New exhibit explores the history and dangers of 'traveling while Black' in the U.S.
Travel represents the freedom to move without care or concern. But during the Jim Crow era, travel was risky if you were Black. The Green Book, a guide for African American travelers, helped them navigate toward places and establishments that were welcoming.
A Smithsonian Institute exhibit in Tacoma looks at how a humble guidebook became an essential resource for African Americans, allowing them to move for work or vacation safely.
Black travelers at the end of the Great Depression had to worry about driving safely to their destination, and a whole lot more.
“You didn’t know if people would be hostile to you,” said Gwen Whiting, lead curator of the Washington State Historical Society.
Whiting said it was common for Black travelers to pack what was called a shoe box lunch, a cooler packed with food for the journey — not for snacking.
“You didn’t know if anyone would allow you to sit down and eat, or even allow you in the gas station and get food or get gas for the journey,” she explained. “It was that level of discrimination we’re talking about.”
That was what Victor Green and his wife Alma encountered when they traveled during that era. When he talked to friends and family, he found out they experienced discrimination on the road, too. So the couple published The Negro Motorist Green Book, a guide that listed gas stations, hotels, and restaurants that were safe places for Black travelers.
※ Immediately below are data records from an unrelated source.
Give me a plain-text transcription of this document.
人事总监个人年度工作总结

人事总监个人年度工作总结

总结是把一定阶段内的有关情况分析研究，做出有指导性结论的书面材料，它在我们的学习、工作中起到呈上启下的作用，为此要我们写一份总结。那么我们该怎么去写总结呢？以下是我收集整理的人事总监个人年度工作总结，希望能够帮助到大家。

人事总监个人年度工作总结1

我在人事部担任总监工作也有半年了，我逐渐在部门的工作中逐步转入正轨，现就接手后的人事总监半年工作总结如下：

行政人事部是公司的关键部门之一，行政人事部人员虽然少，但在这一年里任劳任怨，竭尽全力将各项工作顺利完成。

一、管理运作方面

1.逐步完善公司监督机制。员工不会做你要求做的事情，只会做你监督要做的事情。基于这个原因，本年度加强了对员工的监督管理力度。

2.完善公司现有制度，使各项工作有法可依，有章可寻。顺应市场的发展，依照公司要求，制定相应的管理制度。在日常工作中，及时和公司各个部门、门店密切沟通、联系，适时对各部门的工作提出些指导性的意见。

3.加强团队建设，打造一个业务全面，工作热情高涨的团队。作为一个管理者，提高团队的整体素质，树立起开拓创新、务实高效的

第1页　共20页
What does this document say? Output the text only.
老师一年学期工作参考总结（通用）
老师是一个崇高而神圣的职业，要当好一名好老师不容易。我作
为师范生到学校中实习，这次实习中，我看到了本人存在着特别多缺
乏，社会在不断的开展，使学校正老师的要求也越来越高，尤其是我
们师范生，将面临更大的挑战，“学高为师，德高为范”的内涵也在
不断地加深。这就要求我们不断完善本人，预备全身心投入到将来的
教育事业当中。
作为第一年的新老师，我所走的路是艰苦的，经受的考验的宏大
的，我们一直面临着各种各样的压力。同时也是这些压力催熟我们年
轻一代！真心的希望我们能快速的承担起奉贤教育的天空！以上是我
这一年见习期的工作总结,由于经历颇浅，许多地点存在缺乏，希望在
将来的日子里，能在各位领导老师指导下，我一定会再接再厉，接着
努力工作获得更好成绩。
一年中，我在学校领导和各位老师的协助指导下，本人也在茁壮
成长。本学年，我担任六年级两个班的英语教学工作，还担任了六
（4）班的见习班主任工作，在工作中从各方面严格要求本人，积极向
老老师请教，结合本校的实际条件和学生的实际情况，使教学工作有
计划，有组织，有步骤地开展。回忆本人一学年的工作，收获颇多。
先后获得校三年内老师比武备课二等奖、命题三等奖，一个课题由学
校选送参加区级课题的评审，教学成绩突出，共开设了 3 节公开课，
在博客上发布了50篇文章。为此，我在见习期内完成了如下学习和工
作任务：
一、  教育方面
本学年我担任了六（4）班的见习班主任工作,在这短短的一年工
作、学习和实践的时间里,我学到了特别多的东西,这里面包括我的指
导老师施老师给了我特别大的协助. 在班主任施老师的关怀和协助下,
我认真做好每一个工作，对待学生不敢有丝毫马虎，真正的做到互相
When it was first printed in 1936, the Green Book focused on New York. But over the years, it expanded to other states, including Washington.
“I know when people say, 'Gosh, Washington state was in the Green Book?' And I’m like, 'Yeah, because travelers didn’t know what to expect in Washington state,'” said Stephanie Johnson-Toliver, president of the Black Historical Society of Washington State.
Many of the local businesses listed in the Green Book were in Seattle, like Stockard’s Barber Shop on East Madison Street, or The Rocking Chair nightclub on East Yesler Way. You can explore some of the local sites through the Seattle Green Book interactive tour.
The Green Book was more than a travel guide — it helped lift Black-owned businesses across the country. It also helped young entrepreneurs who opened their homes to travelers for a night’s rest and a meal, Johnson-Toliver said. They were known as tourist homes, and they were popular.
“This was a time [when] you couldn’t have a reservation, you couldn’t call them up and say...'I’d like to be there on such and such day, and will my room be ready?” Johnson-Toliver said. “You drove up, you knocked on the door, you were invited in…there was a lot of trust in the tourist homes.”
The last edition of the Green Book was published in 1966, two years after the Civil Rights Act of 1964. Johnson-Toliver said the safety issues of traveling while Black haven’t changed much, and remain relevant today.
“Here we are, still having this discussion about being on the road and being Black, and having to look at your rearview mirror to see who’s behind you, and do you need to slow down, speed up, or pull over?”
The Green Book exhibit runs from March 19 to June 12 at the Washington State Historical Society in Tacoma.
A modern-day version of the Green Book
Anthony and Marlie Love produce the YouTube series Traveling While Black in Seattle. They also rate their experiences as Black people exploring the Puget Sound region.
“Some of the same ideologies that was the foundation for Jim Crow, and the same mindset, still exists,” said Anthony. “If anybody understands why the Green Book was created, they can understand why we do our show today.”
The Loves moved to Seattle from St. Louis, Missouri in 2019. At first, the series was a way to get out and explore the region on those cold, grey days. But then they decided to do more than rate the fun level of the locale.
“A question we had moving up here was, how is it really...the experience for a Black person walking into it?" Anthony Love said. "And when we were moving up, we couldn’t find the resources that spoke to that.”
It's something that’s always in the back of their minds, Marlie Love said.
“As a person of color, I think people don’t realize that there is that anxiety that we have...are we going to be seated, are we going to be served, are we going to get a nice hotel room, or are we going to get a crappy hotel room? You don’t want to spend your money somewhere where you’re going to have a bad experience.”
Marlie and Anthony Love said those concerns may be constant, but they haven’t dampened their enthusiasm for exploring the region and trying new experiences. Just like their fellow travelers decades ago, they find a way to navigate those constraints.